Grave fears are held for Father Suganob and a dozen of his parishioners who were abducted from a church as they said prayers.

The military has warned there would be "collateral damage" as they deployed SF-260 close-air-support planes to back attack helicopters.

The death toll has soared above 100 with dozens wounded.

More than 20 of the dead are believed to be civilians.

Military spokesmen said fighting alongside the militants are prisoners they freed from the city's two jails last week and an unknown number of foreign fighters.

Their weapons include arms seized when the militants rampaged through the city of 200,000, which is now largely deserted, with decaying bodies seen in streets.
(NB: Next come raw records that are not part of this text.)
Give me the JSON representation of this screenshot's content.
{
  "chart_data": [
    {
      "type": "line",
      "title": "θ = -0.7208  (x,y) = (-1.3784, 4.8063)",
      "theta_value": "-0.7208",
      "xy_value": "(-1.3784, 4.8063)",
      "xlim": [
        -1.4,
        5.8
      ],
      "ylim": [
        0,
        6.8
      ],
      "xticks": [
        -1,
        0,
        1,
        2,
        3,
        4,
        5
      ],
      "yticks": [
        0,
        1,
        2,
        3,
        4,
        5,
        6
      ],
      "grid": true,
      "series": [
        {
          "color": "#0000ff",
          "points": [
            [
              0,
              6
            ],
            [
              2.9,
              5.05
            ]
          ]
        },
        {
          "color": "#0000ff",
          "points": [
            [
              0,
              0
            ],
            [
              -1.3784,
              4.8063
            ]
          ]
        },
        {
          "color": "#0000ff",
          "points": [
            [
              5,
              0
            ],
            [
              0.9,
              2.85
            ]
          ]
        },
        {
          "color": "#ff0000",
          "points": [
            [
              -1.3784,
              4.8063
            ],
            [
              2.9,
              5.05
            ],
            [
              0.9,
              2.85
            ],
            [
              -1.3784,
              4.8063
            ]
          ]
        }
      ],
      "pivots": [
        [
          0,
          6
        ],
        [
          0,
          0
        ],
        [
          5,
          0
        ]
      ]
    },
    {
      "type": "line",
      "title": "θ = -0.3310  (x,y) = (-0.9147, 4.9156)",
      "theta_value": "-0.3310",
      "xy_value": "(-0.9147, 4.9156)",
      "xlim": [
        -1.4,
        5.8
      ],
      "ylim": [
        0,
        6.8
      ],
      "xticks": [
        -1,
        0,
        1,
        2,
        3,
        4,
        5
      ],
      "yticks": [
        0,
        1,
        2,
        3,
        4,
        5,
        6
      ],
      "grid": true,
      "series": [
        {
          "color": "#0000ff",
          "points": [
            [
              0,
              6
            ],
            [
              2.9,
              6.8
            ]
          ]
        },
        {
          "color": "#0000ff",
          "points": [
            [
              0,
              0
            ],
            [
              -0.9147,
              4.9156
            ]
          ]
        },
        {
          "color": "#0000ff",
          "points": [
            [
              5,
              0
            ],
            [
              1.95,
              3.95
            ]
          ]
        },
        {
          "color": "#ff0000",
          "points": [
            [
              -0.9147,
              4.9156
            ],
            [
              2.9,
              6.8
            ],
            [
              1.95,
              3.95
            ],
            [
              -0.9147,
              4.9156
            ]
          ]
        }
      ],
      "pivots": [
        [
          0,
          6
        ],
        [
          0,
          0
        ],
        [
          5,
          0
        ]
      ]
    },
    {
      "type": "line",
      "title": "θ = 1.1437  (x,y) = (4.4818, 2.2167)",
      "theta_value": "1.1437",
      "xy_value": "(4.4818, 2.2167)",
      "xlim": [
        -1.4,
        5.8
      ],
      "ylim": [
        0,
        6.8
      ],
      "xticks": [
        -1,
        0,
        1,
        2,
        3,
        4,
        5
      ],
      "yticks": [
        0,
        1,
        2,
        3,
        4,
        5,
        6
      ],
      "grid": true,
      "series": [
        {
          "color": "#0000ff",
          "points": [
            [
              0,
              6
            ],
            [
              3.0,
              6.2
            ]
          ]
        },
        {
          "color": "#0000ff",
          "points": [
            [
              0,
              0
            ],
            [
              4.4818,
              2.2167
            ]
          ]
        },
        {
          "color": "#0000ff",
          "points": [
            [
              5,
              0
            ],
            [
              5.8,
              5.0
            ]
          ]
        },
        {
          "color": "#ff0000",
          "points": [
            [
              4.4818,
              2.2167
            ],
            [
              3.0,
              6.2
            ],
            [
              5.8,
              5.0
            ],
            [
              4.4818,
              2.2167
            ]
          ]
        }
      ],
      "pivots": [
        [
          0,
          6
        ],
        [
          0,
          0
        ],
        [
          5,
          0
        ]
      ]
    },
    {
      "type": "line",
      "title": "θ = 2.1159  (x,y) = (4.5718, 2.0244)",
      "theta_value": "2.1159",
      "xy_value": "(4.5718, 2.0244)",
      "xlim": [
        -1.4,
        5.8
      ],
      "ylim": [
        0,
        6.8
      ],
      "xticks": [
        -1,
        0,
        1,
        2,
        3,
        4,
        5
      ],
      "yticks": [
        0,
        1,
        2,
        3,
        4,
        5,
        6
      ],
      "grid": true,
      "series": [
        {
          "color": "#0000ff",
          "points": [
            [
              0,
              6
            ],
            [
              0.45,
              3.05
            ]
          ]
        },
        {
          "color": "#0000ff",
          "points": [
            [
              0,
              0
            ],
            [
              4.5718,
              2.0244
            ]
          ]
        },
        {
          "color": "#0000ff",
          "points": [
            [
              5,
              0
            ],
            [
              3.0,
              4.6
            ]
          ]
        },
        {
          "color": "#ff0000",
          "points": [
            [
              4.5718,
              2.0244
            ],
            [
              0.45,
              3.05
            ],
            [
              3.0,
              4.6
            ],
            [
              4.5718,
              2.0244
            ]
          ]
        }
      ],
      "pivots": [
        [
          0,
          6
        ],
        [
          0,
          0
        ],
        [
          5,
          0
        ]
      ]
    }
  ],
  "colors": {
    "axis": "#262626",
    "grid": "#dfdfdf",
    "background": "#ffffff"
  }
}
Philippine president Rodrigo Duterte, who has declared martial law across Mindanao, ruled out negotiating with the militants, calling them terrorists.

"They are trying to correct the way of living for everybody," he said.

"They do it by killing people, invoking the name of God and that is a very terrible ideology." 

There are unconfirmed reports that Hapilon, who was wounded in January, remains holed up in Marawi.

He is on Washington's most wanted list with a US$5 million ($6.7 million) bounty on his head.